Ongoing vandalism and theft has direct consequences for people in most need

The ongoing vandalism and the theft of materials from Housing New Zealand houses is having direct consequences for the people who are in most need of state housing, says Greg Groufsky, acting General Manager Tenancy Services.

In recent months the Corporation has had an increase in the theft of copper pipes from state houses. Thieves are also damaging the houses to get to the pipes and stealing fittings such as stoves and bathroom fittings.

“We house people in the most need and whenever a thief or vandal attacks one of our properties, tenanted or empty, they are directly impacting the people who need our help the most.

“They are reducing the amount of money the Corporation can invest in maintaining and upgrading our state housing, says Mr Groufsky.

“The cost of fixing the damaged properties can be in tens of thousands and this financial year alone these types of acts have cost the Corporation more than $1.5 million.

“These needless acts of vandalism and theft affect all New Zealanders and their $15 billion investment in the state housing network.”

Last month a property in Hamilton, which was about to be tenanted by a family in need was extensively damaged by vandals and will require $21,000 in repair costs before it can be tenanted again.

Yesterday thieves’ stripped copper pipes from an apartment building in Pomare, Wellington while some tenants were home.

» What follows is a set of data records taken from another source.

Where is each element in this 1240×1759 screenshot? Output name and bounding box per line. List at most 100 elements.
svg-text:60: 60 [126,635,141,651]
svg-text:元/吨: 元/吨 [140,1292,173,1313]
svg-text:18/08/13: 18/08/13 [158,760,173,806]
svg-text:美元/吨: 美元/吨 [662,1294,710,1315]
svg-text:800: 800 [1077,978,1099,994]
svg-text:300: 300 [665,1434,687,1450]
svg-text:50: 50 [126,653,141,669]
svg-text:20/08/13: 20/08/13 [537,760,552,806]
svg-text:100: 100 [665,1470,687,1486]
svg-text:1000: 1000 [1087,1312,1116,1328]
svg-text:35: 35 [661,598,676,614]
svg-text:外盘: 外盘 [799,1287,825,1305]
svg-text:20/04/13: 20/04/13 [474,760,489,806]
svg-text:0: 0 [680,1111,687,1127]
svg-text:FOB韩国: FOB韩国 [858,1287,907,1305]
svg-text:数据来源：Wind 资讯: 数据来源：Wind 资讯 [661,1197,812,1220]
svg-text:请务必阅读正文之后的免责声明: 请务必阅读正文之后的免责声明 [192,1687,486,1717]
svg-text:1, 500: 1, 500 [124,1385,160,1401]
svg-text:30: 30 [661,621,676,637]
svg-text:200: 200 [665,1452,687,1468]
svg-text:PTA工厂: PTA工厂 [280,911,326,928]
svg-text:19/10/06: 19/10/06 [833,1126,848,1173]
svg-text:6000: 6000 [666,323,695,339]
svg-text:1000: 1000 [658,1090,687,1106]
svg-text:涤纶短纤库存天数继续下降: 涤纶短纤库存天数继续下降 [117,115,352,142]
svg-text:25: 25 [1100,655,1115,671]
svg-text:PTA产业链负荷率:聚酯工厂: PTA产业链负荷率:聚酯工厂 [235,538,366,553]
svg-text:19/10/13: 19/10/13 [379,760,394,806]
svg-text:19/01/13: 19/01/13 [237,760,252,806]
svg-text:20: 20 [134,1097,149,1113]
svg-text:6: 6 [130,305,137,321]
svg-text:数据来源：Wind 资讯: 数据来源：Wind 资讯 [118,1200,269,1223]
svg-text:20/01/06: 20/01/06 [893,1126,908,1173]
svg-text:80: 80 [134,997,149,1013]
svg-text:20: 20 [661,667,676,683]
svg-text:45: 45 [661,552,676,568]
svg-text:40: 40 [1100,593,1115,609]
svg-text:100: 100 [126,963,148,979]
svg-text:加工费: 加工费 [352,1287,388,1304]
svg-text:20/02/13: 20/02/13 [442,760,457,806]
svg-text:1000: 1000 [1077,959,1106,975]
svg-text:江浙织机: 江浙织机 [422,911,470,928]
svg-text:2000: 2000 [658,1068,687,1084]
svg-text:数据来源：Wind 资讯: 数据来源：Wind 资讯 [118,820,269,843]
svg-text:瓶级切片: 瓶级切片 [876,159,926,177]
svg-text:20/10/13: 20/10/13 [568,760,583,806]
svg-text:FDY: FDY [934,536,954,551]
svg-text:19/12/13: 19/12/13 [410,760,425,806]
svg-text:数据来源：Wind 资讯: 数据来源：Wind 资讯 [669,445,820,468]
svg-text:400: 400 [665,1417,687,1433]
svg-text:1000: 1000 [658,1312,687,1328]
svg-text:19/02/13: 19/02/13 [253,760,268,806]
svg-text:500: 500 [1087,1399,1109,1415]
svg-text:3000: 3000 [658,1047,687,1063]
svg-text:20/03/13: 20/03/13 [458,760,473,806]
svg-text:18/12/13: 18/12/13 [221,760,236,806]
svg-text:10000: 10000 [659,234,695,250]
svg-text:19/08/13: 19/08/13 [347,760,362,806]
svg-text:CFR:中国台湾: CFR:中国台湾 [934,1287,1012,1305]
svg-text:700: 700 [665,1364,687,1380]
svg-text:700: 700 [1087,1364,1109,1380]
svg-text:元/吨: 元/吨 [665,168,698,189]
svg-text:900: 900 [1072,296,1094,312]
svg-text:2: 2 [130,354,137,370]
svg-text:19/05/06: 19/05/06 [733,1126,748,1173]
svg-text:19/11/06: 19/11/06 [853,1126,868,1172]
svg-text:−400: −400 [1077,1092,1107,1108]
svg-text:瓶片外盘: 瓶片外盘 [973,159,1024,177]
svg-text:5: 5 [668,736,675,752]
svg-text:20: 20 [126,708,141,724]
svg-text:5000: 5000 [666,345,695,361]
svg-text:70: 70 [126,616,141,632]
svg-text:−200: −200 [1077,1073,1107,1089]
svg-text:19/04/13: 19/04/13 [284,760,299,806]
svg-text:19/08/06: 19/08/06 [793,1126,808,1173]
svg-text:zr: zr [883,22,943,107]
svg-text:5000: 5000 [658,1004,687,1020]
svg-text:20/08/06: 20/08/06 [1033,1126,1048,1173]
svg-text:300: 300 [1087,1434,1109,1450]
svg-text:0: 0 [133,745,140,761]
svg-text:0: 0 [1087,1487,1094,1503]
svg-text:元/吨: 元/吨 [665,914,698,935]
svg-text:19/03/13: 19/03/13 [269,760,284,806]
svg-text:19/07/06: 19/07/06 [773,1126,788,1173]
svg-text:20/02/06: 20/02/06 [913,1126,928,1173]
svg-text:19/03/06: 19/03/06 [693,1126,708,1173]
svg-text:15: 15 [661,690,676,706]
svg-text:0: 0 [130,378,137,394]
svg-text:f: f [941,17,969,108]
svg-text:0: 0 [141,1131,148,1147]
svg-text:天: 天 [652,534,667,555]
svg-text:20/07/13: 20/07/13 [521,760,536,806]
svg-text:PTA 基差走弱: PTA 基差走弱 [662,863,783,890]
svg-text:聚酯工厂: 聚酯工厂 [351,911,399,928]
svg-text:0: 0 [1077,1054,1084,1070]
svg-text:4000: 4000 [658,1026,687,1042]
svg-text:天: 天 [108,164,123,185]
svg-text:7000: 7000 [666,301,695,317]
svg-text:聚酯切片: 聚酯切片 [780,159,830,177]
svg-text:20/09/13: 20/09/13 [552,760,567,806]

The cost of repairing the damage is expected to exceed $85,000.

Some of the tenants were in their apartments as the thieves stripped out all copper piping in the centre duct of the apartment block.

The damage has now resulted in the Corporation having to relocate tenants from the building for a week while the pipes are replaced and electrical wiring is repaired.

“Clearly the thieves had no regard for the people living there and because of their actions some of our tenants may need to be relocated away from their community while the repair work is being carried out.

“In yesterday’s case this was made worse by the thieves knocking on tenants’ doors and telling our tenants not to worry about the noise,” says Mr Groufsky.

“I urge all our tenants and neighbours of Housing New Zealand properties to ask for identification if a person is claiming to be contractor and to report any suspicious behaviour to Police.

“The Corporation will vigorously work with Police to stop these gratuitous acts of vandalism and theft.”